The Math Mystic’s Guide to Creative Spirituality is unique, provocative, engaging, and a masterpiece of philosophical and mystical exploration. It offers gourmet treats for those with spiritual hunger, a feast of innovative perspectives on building social collateral (trust, forgiveness, resilience . . .), and intellectual desserts for the mathematically inclined. User-friendly for the non-mathematician, the book also provides a smorgasbord of resources for those who want to know more about the math. Deeply personal but also scholarly, with an unprecedented use of mathematical metaphors, this book will appeal to mathematicians, scientists, teachers, philosophers, religious educators, and spiritual seekers of many persuasions.

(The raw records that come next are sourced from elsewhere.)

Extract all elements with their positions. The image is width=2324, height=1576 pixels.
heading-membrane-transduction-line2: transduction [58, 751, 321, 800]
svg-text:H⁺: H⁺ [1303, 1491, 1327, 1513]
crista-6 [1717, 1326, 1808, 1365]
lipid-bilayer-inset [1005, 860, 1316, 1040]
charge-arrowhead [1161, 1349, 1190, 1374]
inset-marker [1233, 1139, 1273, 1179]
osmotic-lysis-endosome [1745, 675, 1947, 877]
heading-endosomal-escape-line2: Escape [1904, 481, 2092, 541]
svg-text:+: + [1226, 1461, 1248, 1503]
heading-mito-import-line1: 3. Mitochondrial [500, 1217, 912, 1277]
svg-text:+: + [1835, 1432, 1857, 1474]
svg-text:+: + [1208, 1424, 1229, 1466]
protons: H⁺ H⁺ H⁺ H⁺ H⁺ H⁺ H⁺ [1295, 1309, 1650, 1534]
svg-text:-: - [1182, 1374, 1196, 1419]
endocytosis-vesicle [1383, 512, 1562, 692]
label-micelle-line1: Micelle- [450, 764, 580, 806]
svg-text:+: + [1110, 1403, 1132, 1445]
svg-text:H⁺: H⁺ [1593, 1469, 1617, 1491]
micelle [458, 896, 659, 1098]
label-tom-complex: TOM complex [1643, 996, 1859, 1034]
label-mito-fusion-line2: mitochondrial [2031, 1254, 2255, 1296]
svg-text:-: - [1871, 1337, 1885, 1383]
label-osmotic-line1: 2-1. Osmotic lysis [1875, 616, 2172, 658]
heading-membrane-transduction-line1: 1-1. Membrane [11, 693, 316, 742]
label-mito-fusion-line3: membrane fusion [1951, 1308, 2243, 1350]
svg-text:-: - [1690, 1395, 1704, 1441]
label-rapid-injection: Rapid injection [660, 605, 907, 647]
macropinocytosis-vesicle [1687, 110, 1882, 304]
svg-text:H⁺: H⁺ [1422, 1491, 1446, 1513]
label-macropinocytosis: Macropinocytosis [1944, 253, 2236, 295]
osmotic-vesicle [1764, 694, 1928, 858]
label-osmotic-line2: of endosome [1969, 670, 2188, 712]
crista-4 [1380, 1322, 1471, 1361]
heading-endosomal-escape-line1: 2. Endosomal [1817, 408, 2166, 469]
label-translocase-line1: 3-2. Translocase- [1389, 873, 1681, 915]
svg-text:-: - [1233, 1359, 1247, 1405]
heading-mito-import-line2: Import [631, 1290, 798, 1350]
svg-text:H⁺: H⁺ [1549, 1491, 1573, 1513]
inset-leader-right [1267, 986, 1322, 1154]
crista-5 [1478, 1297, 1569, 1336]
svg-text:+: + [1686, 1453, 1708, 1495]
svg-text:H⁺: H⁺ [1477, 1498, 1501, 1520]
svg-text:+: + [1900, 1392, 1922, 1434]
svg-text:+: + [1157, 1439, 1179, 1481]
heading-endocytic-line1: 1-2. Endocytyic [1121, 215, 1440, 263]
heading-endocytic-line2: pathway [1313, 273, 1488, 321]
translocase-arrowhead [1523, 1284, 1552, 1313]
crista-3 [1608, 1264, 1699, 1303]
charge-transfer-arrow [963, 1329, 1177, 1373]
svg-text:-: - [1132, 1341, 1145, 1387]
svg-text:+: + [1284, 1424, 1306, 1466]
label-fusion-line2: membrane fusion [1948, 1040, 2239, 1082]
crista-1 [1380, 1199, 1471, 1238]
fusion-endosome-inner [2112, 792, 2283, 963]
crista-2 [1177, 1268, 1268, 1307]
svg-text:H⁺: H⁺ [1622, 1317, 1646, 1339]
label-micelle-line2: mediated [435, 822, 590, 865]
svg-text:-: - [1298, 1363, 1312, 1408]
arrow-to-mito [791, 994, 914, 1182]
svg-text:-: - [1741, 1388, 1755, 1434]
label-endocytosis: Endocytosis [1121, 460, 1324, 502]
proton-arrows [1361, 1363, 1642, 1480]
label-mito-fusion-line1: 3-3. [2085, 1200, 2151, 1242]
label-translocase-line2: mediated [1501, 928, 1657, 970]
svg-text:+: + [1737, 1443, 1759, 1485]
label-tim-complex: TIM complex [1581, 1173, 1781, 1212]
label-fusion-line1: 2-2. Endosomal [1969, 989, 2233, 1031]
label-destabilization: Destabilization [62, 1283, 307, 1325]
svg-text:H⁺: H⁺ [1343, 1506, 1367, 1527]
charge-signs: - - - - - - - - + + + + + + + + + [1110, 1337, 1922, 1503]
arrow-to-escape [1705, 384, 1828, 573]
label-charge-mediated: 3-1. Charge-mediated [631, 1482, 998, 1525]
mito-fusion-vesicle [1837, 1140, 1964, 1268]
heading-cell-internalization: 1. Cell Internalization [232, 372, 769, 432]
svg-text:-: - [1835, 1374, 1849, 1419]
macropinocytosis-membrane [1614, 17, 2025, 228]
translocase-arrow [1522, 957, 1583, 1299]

A math professor before becoming a Unitarian Universalist minister, the author has compiled herein a lifetime of creative study about the relationship between math and religion. She has pioneered ways to use mathematics to help clarify such spiritual ideas as God, fairness, equality, redemption, and the nature of things. In the process she coined the terms “matheology” and “mathaphor,” introduced the notion of math sermons, and has expanded the concept of moral math. This exciting collection of essays (with a little poetry as garnish) uses math as a language to nourish the spiritual heart of our global society.